Blogspot-Hosted Payloads Delivered in ‘Veil#Drop’ Attacks
Analysis of the Veil#Drop cyberattack campaign, which leverages Google’s Blogspot and fileless techniques to deliver the PureLog information stealer.
This article is original editorial commentary written with AI assistance, based on publicly available reporting by SecurityWeek. It is reviewed for accuracy and clarity before publication. See the original source linked below.
Cybersecurity researchers at Securonix have uncovered a sophisticated multi-stage infection framework dubbed "Veil#Drop," which marks a significant evolution in the tactical use of legitimate web infrastructure for malicious ends. This campaign is characterized by its reliance on a chain of compromised websites, PowerShell scripts, and Google’s Blogspot platform to deliver the PureLog information stealer. By fragmenting the attack across multiple trusted services, the threat actors have created a resilient delivery mechanism that bypasses traditional perimeter defenses, signaling a new level of maturity in the "living off the land" methodology.
Historically, information stealers have relied on relatively straightforward delivery methods, such as phishing attachments or drive-by downloads from malicious domains. However, as endpoint detection and response (EDR) tools have become more adept at flagging suspicious file executions and unrated domains, attackers have pivoted. The Veil#Drop campaign follows a pattern of "domain fronting" and "trusted site abuse" that has plagued security teams for years, but adds a layer of complexity by using Blogspot posts as a secondary staging ground. This approach exploits the inherent trust that security software places in major technical providers like Google, making it difficult to block the traffic without risking collateral damage to legitimate business operations.
Mechanically, the Veil#Drop attack is a masterclass in obfuscation. The process typically begins with a weaponized shortcut file (LNK) or a compromised site that triggers a PowerShell command. This script does not immediately download a malicious binary; instead, it fetches a base64-encoded payload hosted on a Blogspot page. By hiding parts of the malicious code within the HTML of a standard blog post, the attackers ensure that the initial network request appears to be routine web browsing. The final stage involves a fileless execution technique, where the PureLog stealer is injected directly into the system's memory, leaving a minimal footprint on the physical disk for forensic tools to find.
The business implications of this discovery are considerable. For organizations, it highlights a critical blind spot: the inability to distinguish between legitimate API calls to cloud services and malicious command-and-control (C2) traffic. The PureLog stealer itself is a potent threat, designed to harvest sensitive credentials, browser data, and session tokens that can be sold on dark web marketplaces or used for further lateral movement within a corporate network. For the cybersecurity industry, Veil#Drop proves that the cost of defending against fileless attacks is rising, as traditional signature-based detection is rendered almost entirely obsolete by these dynamic, multi-stage delivery chains.

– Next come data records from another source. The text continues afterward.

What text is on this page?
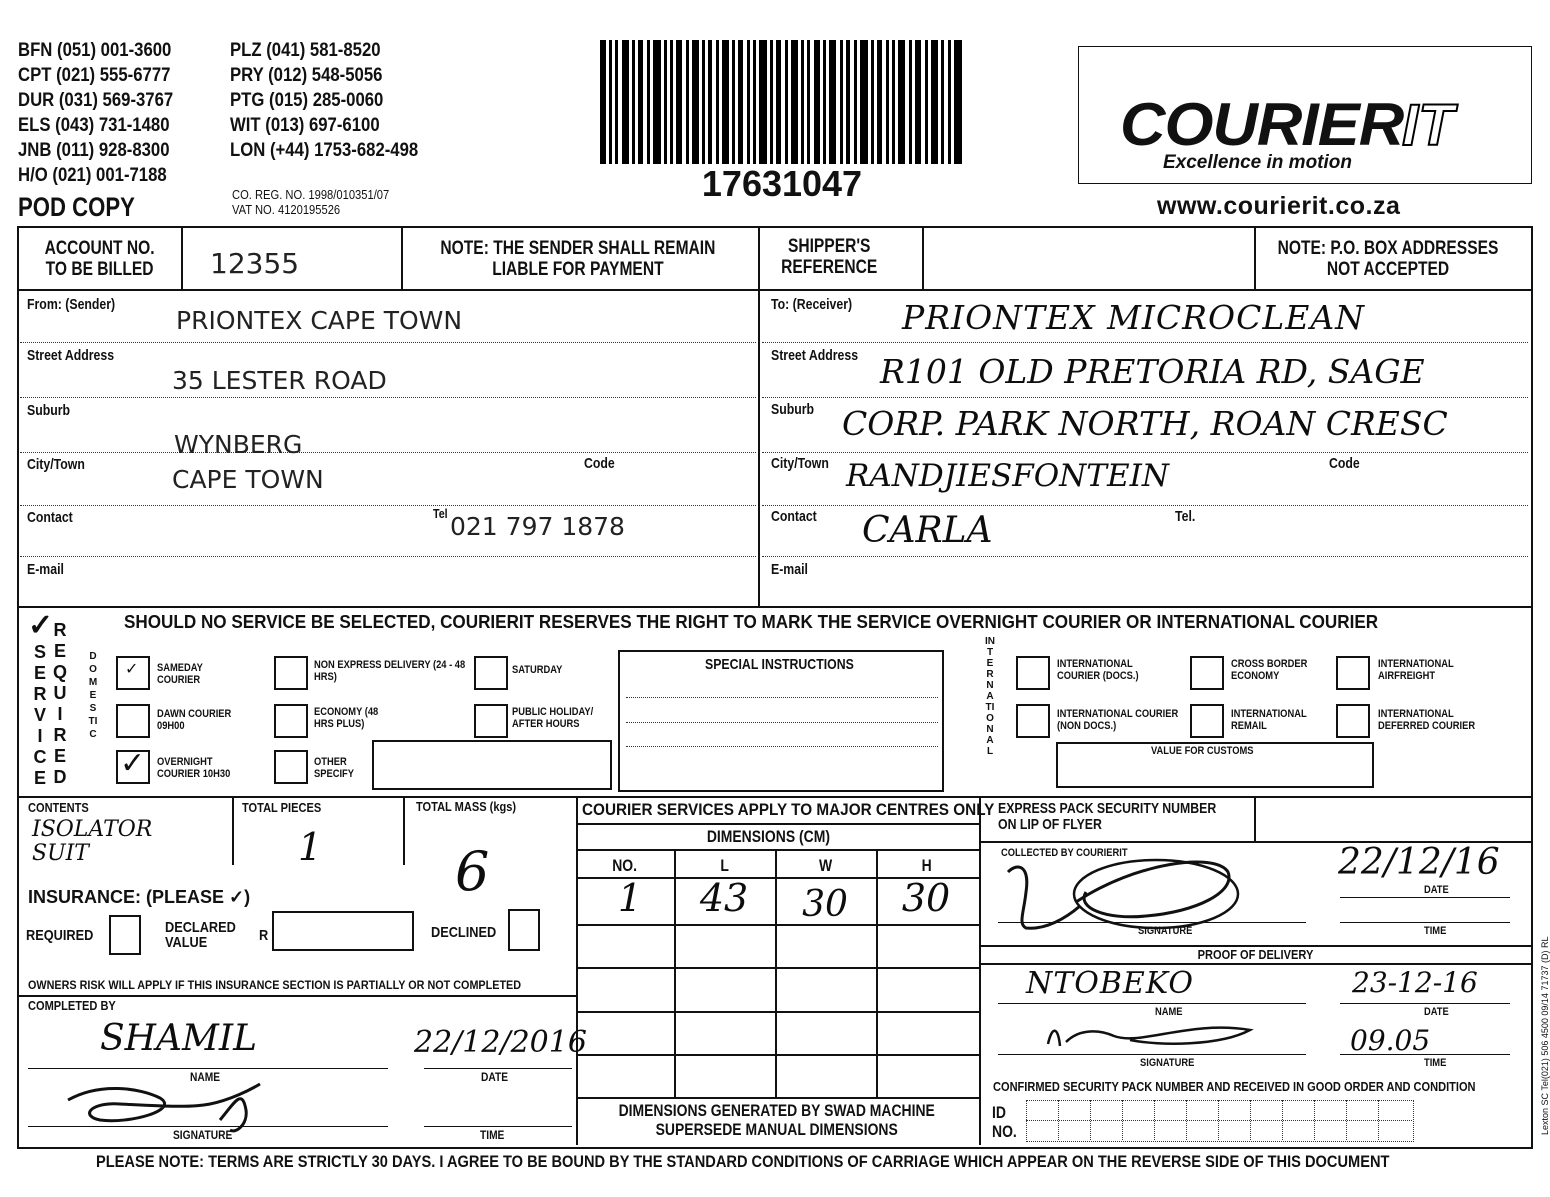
BFN (051) 001-3600
CPT (021) 555-6777
DUR (031) 569-3767
ELS (043) 731-1480
JNB (011) 928-8300
H/O (021) 001-7188
PLZ (041) 581-8520
PRY (012) 548-5056
PTG (015) 285-0060
WIT (013) 697-6100
LON (+44) 1753-682-498
POD COPY	CO. REG. NO. 1998/010351/07
VAT NO. 4120195526
17631047
COURIER IT
Excellence in motion
www.courierit.co.za
ACCOUNT NO. TO BE BILLED	12355	NOTE: THE SENDER SHALL REMAIN LIABLE FOR PAYMENT
SHIPPER'S REFERENCE
NOTE: P.O. BOX ADDRESSES NOT ACCEPTED
From: (Sender)
PRIONTEX CAPE TOWN
Street Address
35 LESTER ROAD
Suburb
WYNBERG
City/Town
CAPE TOWN
Code
Contact	Tel 021 797 1878
E-mail
To: (Receiver) PRIONTEX MICROCLEAN
Street Address R101 OLD PRETORIA RD, SAGE
Suburb CORP. PARK NORTH, ROAN CRESC
City/Town RANDJIESFONTEIN	Code
Contact CARLA	Tel.
E-mail
✓
SERVICE
REQUIRED
DOMESTIC
SHOULD NO SERVICE BE SELECTED, COURIERIT RESERVES THE RIGHT TO MARK THE SERVICE OVERNIGHT COURIER OR INTERNATIONAL COURIER
✓ SAMEDAY COURIER
DAWN COURIER 09H00
✓ OVERNIGHT COURIER 10H30
NON EXPRESS DELIVERY (24 - 48 HRS)
ECONOMY (48 HRS PLUS)
OTHER SPECIFY
SATURDAY
PUBLIC HOLIDAY/ AFTER HOURS
SPECIAL INSTRUCTIONS
INTERNATIONAL
INTERNATIONAL COURIER (DOCS.)
CROSS BORDER ECONOMY
INTERNATIONAL AIRFREIGHT
INTERNATIONAL COURIER (NON DOCS.)
INTERNATIONAL REMAIL
INTERNATIONAL DEFERRED COURIER
VALUE FOR CUSTOMS
CONTENTS
ISOLATOR SUIT
TOTAL PIECES
1
TOTAL MASS (kgs)
6
INSURANCE: (PLEASE ✓)
REQUIRED	DECLARED VALUE	R	DECLINED
OWNERS RISK WILL APPLY IF THIS INSURANCE SECTION IS PARTIALLY OR NOT COMPLETED
COMPLETED BY
SHAMIL
NAME
22/12/2016
DATE
SIGNATURE	TIME
COURIER SERVICES APPLY TO MAJOR CENTRES ONLY
DIMENSIONS (CM)
NO.	L	W	H
1	43	30	30
DIMENSIONS GENERATED BY SWAD MACHINE SUPERSEDE MANUAL DIMENSIONS
EXPRESS PACK SECURITY NUMBER ON LIP OF FLYER
COLLECTED BY COURIERIT	22/12/16
SIGNATURE
DATE
TIME
PROOF OF DELIVERY
NTOBEKO
NAME
23-12-16
DATE
09.05
SIGNATURE	TIME
CONFIRMED SECURITY PACK NUMBER AND RECEIVED IN GOOD ORDER AND CONDITION
ID NO.	Lexton SC Tel(021) 506 4500 09/14 71737 (D) RL
PLEASE NOTE: TERMS ARE STRICTLY 30 DAYS. I AGREE TO BE BOUND BY THE STANDARD CONDITIONS OF CARRIAGE WHICH APPEAR ON THE REVERSE SIDE OF THIS DOCUMENT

From a regulatory and platform perspective, this campaign puts increased pressure on service providers like Google to police their ecosystems more aggressively. While Blogspot is a legacy platform, its continued utility for threat actors demonstrates the difficulty of moderating vast quantities of user-generated content in real-time. We are seeing a "cat-and-mouse" game where attackers utilize the very scale and reliability of the modern internet to hide their activities. As long as hosting a malicious script on a high-reputation domain remains free and easy, threat actors will continue to favor these platforms over self-hosted infrastructure that is easily blacklisted.
Looking forward, the industry should expect an increase in campaigns that distribute attack components across fragmented cloud environments. The next phase of this evolution will likely involve the integration of automated script generation to frequently rotate the hosting locations of these payloads, staying one step ahead of blocklists. Security teams must move toward identity-centric and behavior-centric defense models, focusing less on where a request is coming from and more on what the PowerShell or system processes are attempting to do once the data arrives. The primary takeaway from the Veil#Drop discovery is that "trusted" traffic no longer exists; in the current threat landscape, even a post on a personal blog can be a harbinger of a full-scale corporate data breach.
Why it matters
- 01The Veil#Drop campaign utilizes Google’s Blogspot to bypass network filters, exploiting the high reputation of legitimate cloud platforms to hide malicious payloads.
- 02By employing fileless execution and PowerShell obfuscation, the attack minimizes its physical footprint, making traditional file-based antivirus detection ineffective.
- 03The shift toward abusing fragmented, trusted infrastructure necessitates a transition from reputation-based security to behavioral monitoring and zero-trust architectures.